During the time he was abbot (1993-2000), Timothy was a member of the board of directors of the Collegeville Institute where I was executive director, so he was one of my bosses.

Abbot Timothy demonstrated an ability I’ve noted in many monastic leaders, one that I suspect they learn from living according to the Rule of Benedict: the capacity to see the world in both wide-angle and telephoto simultaneously.

Benedict knew, already back in the 6th century, that you’ve got to pay attention to daily stuff while concerned about long-term matters — in his case, the salvation of souls.

Any institution that has been around for 1,500 years will have accumulated some wisdom about sustainability and resilience and making it through hard times.

Abbot Timothy was in charge during a particularly dark hour in St.

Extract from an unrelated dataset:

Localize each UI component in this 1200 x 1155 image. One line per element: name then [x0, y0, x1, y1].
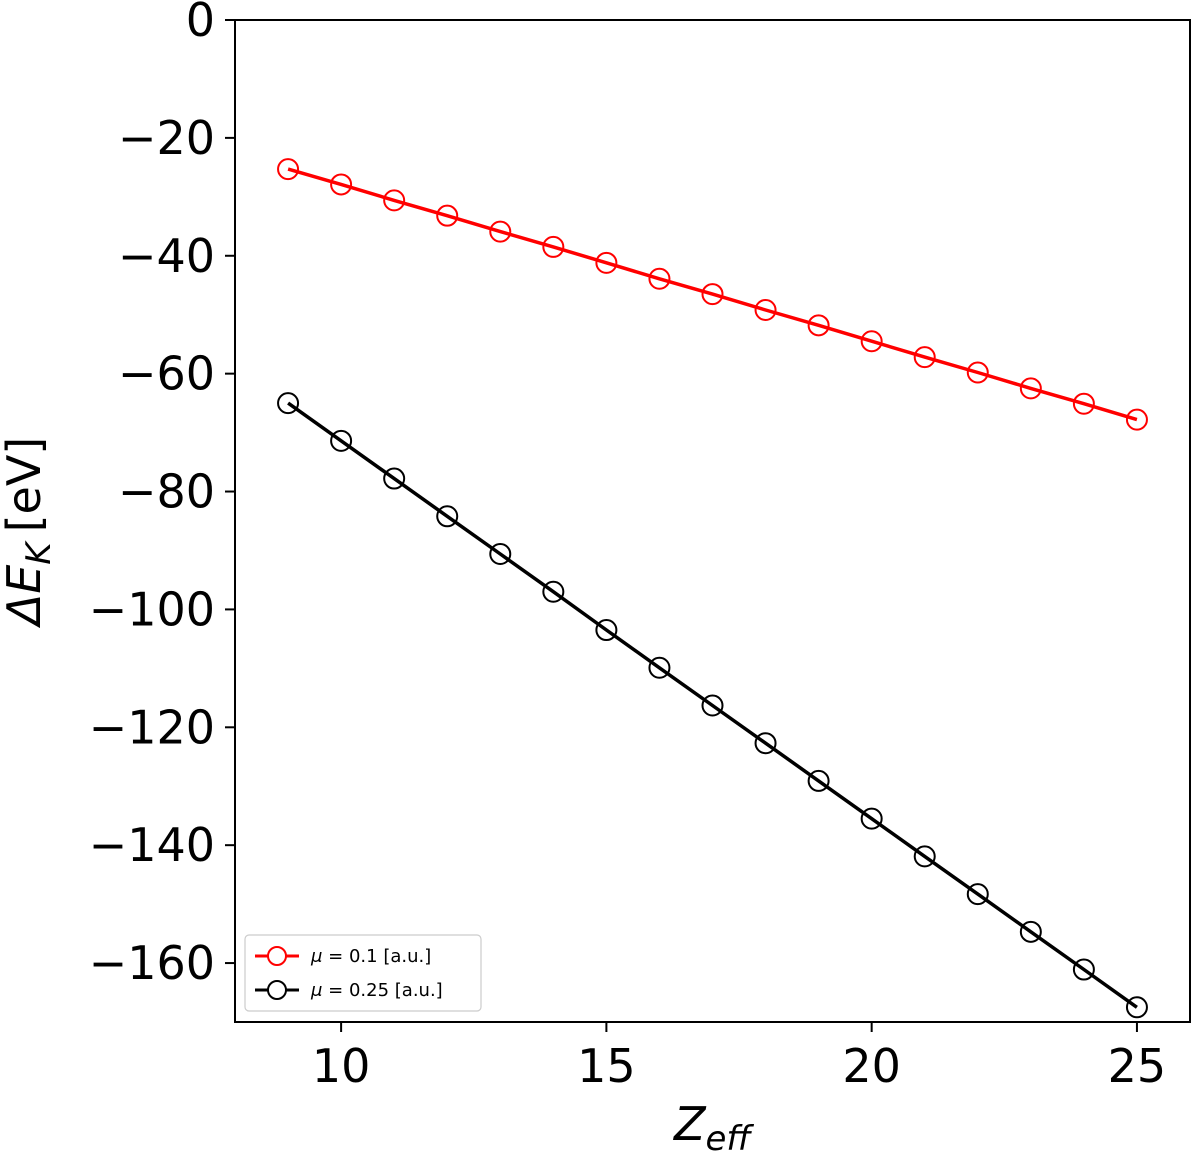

John’s history. He led the way in openness about the sexual abuse scandal, and helped to found the Interfaith Sexual Trauma Institute for open dialogue between both victims and perpetrators.

At the same time, he was also thinking globally, and inspired the whole Benedictine Order to add to the
celebration of its ancient origins in the West a focus on its potential future in the East. He was especially
interested in monastic communities in Japan, Taiwan, the Philippines, Australia and China.

At a time when “reaching across the aisle” is an ideal more talked about than practiced, Abbot Timothy was in dialogue with the Dalai Lama and was an advisory board member of the Academy for Spiritual Formation of the United Methodist Church.

I once heard Abbot Timothy reminisce about his early days in the monastery. It was close to the time when his application for membership would be voted on. “I kind of wanted it, but it was as if a boulder was coming down on me that would crush me.” He went to the novice master, who listened carefully — “I don’t know what he said, but my image afterward was that I went in with a huge boulder and he saw this huge balloon that required only a pinprick to burst. He put me in the context of the whole community that was supporting us in whatever our problems were.”

Maybe you’ve already figured out how this will segue into observations on the opportunity we have Tuesday to chart our community’s course by choosing our public officials.

The problems before us as a state and nation are daunting, and we need leaders who, like Abbot Timothy, will be honest with us about how tough it is going to be to solve them and who won’t duck them.

Be skeptical when someone gives you an answer they had arrived at before studying the issue from
multiple angles. As Abbot Timothy liked to remind people, the first word of the Rule of Benedict is “Listen.”

While kicking the can down the road is fun for kids, adults should not play that game with state budget
shortfalls — “We’ll fix it in the next biennium — or some biennium down the road.”

Look for leaders who, like Abbot Timothy, have a fresh and compelling vision that helps them determine what to do now. We can’t predict the future, but we can get ready for it.

“Reaching across the aisle” was not for Abbot Timothy an add-on, or even a strategy. It was an expression of his identity. Look for leaders for whom it is similarly natural.

Finally, remember, with Abbot Timothy’s novice master, that a whole community supporting all its members — not enabled but empowered — can turn boulders into balloons.